Lillian Pearson has a timely and excellent post on gaining real world programming experience in data science.
Lillian lists 3 options:
- In your current job, look for opportunities to carry out data analysis and code for automation or improved efficiency. An example from a colleague (mine, not Lillian’s) is learning and using Excel VBA to create a user form for operators on a shop floor to enter information on the fly. As data is entered, the spreadsheet calculates cycle times, scrap/reject counts, and yield percentages. The point is to use whatever tool – Excel, Python, R, Java – that does the job and to add value to your existing enterprise.
- Find an internship. Lillian stresses looking locally and not re-locating for something as temporary as an internship. An example of a productive internship is Jorge Fernandes‘ internship at the The Hartford in Connecticut, that led directly to his being hired.
- Find freelance work through marketplaces and social media. Lillian lists some good examples.
I want to add a fourth option, the one that proved very successful for Jorge Fernandes in landing a job with Pratt & Whitney: find an empowering project of interest to you, and to others, and discuss your progress on this project on LinkedIn.
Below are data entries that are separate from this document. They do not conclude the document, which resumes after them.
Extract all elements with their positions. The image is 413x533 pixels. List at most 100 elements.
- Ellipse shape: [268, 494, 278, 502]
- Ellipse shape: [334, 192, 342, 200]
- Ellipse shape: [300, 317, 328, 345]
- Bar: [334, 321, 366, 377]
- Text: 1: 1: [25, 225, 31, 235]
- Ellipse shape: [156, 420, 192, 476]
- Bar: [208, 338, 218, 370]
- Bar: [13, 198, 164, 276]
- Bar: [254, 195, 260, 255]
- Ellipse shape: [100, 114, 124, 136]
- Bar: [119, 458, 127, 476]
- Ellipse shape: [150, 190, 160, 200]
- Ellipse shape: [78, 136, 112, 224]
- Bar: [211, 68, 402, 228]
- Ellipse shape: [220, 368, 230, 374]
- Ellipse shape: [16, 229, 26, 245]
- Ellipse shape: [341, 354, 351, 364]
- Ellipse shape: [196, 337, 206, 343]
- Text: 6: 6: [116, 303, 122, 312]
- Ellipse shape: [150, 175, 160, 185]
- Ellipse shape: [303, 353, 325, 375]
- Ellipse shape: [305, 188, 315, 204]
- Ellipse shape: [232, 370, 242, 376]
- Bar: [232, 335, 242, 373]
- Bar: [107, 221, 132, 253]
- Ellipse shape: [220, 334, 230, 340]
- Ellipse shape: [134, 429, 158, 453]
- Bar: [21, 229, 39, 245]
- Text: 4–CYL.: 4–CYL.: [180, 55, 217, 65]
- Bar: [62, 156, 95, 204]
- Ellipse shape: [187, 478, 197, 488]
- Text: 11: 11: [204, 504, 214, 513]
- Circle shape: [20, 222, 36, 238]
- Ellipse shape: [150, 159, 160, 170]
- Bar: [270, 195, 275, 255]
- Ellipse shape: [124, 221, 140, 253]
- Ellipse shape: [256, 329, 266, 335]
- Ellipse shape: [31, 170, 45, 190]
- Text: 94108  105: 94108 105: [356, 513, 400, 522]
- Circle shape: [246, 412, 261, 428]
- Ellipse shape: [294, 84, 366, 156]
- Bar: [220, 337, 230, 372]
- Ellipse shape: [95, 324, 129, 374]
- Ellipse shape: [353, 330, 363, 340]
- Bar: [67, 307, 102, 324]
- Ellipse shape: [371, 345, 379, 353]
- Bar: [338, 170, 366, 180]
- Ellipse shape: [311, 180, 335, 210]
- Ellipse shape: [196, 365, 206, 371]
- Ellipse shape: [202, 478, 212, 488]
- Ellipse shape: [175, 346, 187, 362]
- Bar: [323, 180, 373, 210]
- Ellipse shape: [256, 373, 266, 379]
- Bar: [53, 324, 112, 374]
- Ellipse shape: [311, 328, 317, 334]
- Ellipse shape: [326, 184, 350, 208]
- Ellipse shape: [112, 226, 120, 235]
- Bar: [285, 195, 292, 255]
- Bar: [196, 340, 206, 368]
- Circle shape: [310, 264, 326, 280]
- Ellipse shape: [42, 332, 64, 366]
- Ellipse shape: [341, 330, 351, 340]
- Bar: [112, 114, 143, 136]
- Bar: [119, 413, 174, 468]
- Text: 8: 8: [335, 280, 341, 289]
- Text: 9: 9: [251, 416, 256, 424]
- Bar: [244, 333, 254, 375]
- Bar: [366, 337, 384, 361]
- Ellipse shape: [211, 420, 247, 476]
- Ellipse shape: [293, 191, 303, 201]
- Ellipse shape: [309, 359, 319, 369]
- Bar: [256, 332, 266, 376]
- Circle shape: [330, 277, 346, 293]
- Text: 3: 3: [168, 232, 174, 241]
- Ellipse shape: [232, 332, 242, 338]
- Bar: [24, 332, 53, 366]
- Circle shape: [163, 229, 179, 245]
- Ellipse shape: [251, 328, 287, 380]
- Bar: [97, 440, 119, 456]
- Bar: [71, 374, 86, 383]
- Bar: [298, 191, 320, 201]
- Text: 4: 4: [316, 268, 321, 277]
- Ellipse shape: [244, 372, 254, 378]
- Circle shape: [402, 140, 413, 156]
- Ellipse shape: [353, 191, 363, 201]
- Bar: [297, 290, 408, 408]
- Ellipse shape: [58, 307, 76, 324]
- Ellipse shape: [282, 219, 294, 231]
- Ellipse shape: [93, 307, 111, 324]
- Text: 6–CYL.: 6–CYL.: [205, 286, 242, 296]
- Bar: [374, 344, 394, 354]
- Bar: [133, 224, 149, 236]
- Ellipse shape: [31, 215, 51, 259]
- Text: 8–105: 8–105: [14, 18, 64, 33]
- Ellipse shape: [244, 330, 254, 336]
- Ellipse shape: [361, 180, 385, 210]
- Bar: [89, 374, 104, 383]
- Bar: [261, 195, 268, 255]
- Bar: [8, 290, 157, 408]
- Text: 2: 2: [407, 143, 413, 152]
Jorge’s project was to carry out a spatial analysis of police reports in Brockton, MA, using R. But he didn’t just do this and keep it to himself: he discussed the project, and his progress on it, on a LinkedIn page, and so got the attention of recruiters.
The moral: be pro-active. Be visible. Follow your interests and passions and broadcast them, on social media, especially on LinkedIn, where recruiters are looking for people just like you.